A project log for Rotovis-Mod1

40-DPI monochrome LED module designed for persistence-of-vision displays. 16-element bargraph in an 8-pin castellated DIP package.

zakqwyzakqwy 11/05/2017 at 23:231 Comment

I built a handful of Rotovis-Mod1s today. The task ended up being a bit more tedious than I'd hoped, and I usually don't mind 'tedious'. I kept track of time per build and found that typical times ranged from 15 minutes (fast paste and place and zero rework) to well over an hour (replacing half a dozen LEDs, maybe resoldering the TI chip for good measure). Gah.

In the process I did try a few interesting techniques that @Radomir Dopieralski , @davedarko , @Jarrett , @christoph and I discussed last week:

[above, a Rotovis-Mod1 board with a solder paste stenicl on the right and an alignment stencil on the left. They're both carefully taped down so one can be flipped onto the PCB after the other. I think the reason OSHstencils doesn't sell 1/32" alignment jigs is that their paste spreaders are the right thickness for that size PCB. And yes, the actual board gets its mousebites carefully sanded off before assembly...]
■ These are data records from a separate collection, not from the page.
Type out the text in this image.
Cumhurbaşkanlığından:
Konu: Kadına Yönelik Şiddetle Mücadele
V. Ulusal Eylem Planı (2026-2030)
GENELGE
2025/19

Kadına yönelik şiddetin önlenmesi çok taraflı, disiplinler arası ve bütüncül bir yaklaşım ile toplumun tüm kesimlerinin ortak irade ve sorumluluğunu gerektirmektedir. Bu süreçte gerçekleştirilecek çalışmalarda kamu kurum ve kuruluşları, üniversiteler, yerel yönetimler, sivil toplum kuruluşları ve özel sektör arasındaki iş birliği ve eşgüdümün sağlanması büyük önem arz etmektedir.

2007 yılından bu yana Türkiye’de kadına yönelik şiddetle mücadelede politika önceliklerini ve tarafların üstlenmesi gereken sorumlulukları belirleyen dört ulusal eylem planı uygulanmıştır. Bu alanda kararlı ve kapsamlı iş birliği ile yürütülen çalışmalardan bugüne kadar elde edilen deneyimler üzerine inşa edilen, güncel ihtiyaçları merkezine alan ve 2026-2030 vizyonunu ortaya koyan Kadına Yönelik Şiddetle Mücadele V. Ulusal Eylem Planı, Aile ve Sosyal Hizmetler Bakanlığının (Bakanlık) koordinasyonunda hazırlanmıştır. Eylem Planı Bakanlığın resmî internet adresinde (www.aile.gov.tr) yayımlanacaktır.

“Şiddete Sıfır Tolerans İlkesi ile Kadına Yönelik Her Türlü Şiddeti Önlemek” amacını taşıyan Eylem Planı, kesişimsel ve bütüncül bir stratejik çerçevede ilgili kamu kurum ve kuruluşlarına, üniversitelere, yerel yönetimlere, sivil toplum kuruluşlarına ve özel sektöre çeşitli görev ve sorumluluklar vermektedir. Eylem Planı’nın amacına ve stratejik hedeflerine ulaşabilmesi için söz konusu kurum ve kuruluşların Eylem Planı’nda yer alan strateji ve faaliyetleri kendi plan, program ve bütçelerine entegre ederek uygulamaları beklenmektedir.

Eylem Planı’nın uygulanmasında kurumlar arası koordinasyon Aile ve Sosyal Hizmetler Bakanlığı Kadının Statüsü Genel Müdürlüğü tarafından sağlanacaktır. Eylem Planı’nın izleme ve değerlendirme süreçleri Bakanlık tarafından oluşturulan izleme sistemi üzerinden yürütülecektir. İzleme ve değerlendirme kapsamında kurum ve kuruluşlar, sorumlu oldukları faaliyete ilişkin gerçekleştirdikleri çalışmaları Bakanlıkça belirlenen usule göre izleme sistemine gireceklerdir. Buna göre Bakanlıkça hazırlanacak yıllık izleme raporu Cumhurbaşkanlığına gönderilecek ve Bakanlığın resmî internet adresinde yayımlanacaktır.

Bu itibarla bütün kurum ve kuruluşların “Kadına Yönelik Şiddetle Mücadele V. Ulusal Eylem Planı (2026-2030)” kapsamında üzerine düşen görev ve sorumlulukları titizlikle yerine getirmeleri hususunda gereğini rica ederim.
I wanted a better method for actually applying the 0201 LEDs to the PCB after paste. I sent a paste Gerber to OSHstencils that fit the outline of each component: extra clearance for the passives and IC, and three different sizes for the LEDs -- nominal (0.65mm x 0.35mm), +0.03mm per dimension, and +0.06mm per dimension. The largest one fit best:

[above, inserting the 14th of 16 LEDs onto a pasted Rotovis-Mod1 board through the alignment stencil. Breadboard jumper for scale... ]

...but the stencil fit was still a little bit tight on a few LEDs:


The issue above -- LEDs sticking in the alignment stencil -- was actually pretty easy to fix; I just lifted the stencil a tiny bit and used tweezers to poke through any LEDs that held on. This worked well and helped me avoid rework on a few (but certainly not all) of the boards. Going 16 for 16 often resulted in a shout of joy, which is one reason I'm doing this on a weekend.

I don't take good care of my SAC305 solder paste; it sits in a syringe on my workbench until I need it, as opposed to being kept in a food-free refrigerator and tossed after 6 months. So I also started mixing a bit of gel flux in with the solder paste so it was a bit more sticky -- maybe 20% flux by volume. This made the QFN paste print look pretty rough, but helped the LEDs stick to the board and survive a trip through the toaster oven. Which, as I've said before, isn't special -- it's just a stock convection toaster oven that I run on preheat mode for ~4 minutes at 205 C.

Rework wasn't pleasant. Lots of hot air and cursing, but I managed to avoid scrapping any boards. Okay, I scrapped one board. And probably two dozen LEDs. Ah well, that's why I bought a ton.


Christoph wrote 11/06/2017 at 08:29 point

Mixing in flux gel probably made it even harder to use the alignment stencil since some of the paste will end up on the stencil. Either way, it's great that you tried this!